Integrating the web into desktop apps is now incredibly easy thanks to Qt WebKit.  Qt WebKit also allows us to embed any Qt widget inside the html. This feature makes it extremely tempting to develop full blown desktop applications using Qt WebKit – your interface is entirely designed using html/css (instead of .ui) and you as a C++ developer decide what parts are best done in Qt/C++ and embed them into the html page.

The above scheme works very well (for the most part). However, there are a lot of features that make our applications feel native, that we take for granted in desktop apps when using Qt/C++ but not so when using Qt WebKit. So here is a list of short comings that you should know about.

1. Focus handling – Tab focus  doesn’t work at all when navigating from html into a c++ plugin and vice versa.

2. Keyboard accelerators – In html, you can specify accelerator using ‘accesskey’. They don’t seem to work in QtWebKit. They do work in google chrome, so must be something to do with the Qt port.

3. Text can be selected and images can be dragged – Your main ui is html, what did you expect :) ?

4. Plugins will get deleted if you hide them – If you hide your C++ plugin/widget using ‘display: none’, Qt/WebKit will delete it. In your traditional Qt program, all your data is part of the widget – now it’s all gone. To prevent this, you have to write all your widgets to use the model-view paradigm. An alternative is to use ‘visibility: hidden’ which won’t delete the plugin but the plugin will continue to hog space in the layout. Side note: In Qt 4.4.x, plugins weren’t deleted (aka leak). Starting Qt 4.5.x, they were deleted – we found this problem when our app starting crashing gloriously when we moved to Qt 4.5.x.

5. Fluid layouts – When the windows resizes, UI elements inside are expected to reposition and resize nicely; the window must have a nice minimum size – that is all done by QLayout does. This is really hard to get right when using html. You will most likely end up writing js layouting code.

6. Moving data back and forth is slow – Passing Qt types from C++ to JS works very well using QJson. Converting complex types like a QPixmap to html img is really really slow, since you have to convert in into png first. Also, using this method crashes Asus laptops/Windows, probably some graphics card issue, nevertheless your app has to deal with it.

8. RTL – Qt will layout your widgets automatically when your app is run in a RTL environment. With HTML, you will have to provide an alternate html file, do your own RTL detection, implement sizing fixes to elements for different languages and so on.

9. Translations – Qt provides you linguist, lrelease, lupdate. When using HTML, you will have to roll out your own translation framework (this is an awful lot of work).

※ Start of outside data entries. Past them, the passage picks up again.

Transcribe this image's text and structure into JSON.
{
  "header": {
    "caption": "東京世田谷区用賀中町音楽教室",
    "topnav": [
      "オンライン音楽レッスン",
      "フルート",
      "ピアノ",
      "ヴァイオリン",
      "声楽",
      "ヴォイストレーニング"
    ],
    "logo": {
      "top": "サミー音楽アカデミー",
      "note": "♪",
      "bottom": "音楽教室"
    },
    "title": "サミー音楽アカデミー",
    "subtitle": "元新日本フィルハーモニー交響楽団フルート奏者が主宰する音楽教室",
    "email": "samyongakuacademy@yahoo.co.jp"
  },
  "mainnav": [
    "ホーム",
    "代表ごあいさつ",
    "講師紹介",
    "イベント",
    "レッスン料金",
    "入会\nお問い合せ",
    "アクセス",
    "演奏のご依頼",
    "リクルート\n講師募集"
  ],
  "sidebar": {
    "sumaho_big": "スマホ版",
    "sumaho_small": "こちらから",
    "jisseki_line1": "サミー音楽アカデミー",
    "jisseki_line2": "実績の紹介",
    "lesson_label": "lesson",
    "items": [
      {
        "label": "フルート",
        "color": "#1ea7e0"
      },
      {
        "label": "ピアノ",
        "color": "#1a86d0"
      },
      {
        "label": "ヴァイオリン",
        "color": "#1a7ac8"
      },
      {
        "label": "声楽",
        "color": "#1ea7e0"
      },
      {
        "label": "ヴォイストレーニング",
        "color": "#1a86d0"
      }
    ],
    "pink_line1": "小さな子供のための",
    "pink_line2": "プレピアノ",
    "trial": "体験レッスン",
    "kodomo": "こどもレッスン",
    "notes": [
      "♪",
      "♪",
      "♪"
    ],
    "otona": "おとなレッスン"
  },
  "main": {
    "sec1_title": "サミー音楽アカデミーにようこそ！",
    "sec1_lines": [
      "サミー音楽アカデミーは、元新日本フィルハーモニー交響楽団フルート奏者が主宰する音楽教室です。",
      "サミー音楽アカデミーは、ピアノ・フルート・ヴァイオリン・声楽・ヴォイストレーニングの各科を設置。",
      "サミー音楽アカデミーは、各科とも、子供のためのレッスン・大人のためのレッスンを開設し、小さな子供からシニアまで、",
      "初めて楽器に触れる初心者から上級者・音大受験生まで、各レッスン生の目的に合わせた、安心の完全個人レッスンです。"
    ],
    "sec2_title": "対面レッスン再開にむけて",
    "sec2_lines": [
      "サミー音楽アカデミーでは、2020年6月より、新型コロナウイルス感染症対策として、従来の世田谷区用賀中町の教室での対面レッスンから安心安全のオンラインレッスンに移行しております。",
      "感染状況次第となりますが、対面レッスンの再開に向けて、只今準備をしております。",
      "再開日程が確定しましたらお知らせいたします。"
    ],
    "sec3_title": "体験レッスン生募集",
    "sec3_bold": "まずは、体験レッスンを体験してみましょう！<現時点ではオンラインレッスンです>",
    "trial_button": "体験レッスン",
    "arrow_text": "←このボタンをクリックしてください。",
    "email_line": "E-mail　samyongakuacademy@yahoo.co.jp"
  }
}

10. Misc – There are other minor problems depending on your Qt version the default fonts of html and qt didn’t match. There was a time when a 12pt font of Qt and 12 pt font of webkit don’t match (this seems to be fixed now). Displaying plugins inside divs had some artifacts.

Note that the above is not a case against using Qt/WebKit for developing desktop apps since they can all be worked around. It’s more for you to know what you will be up against if you decide to go down this road.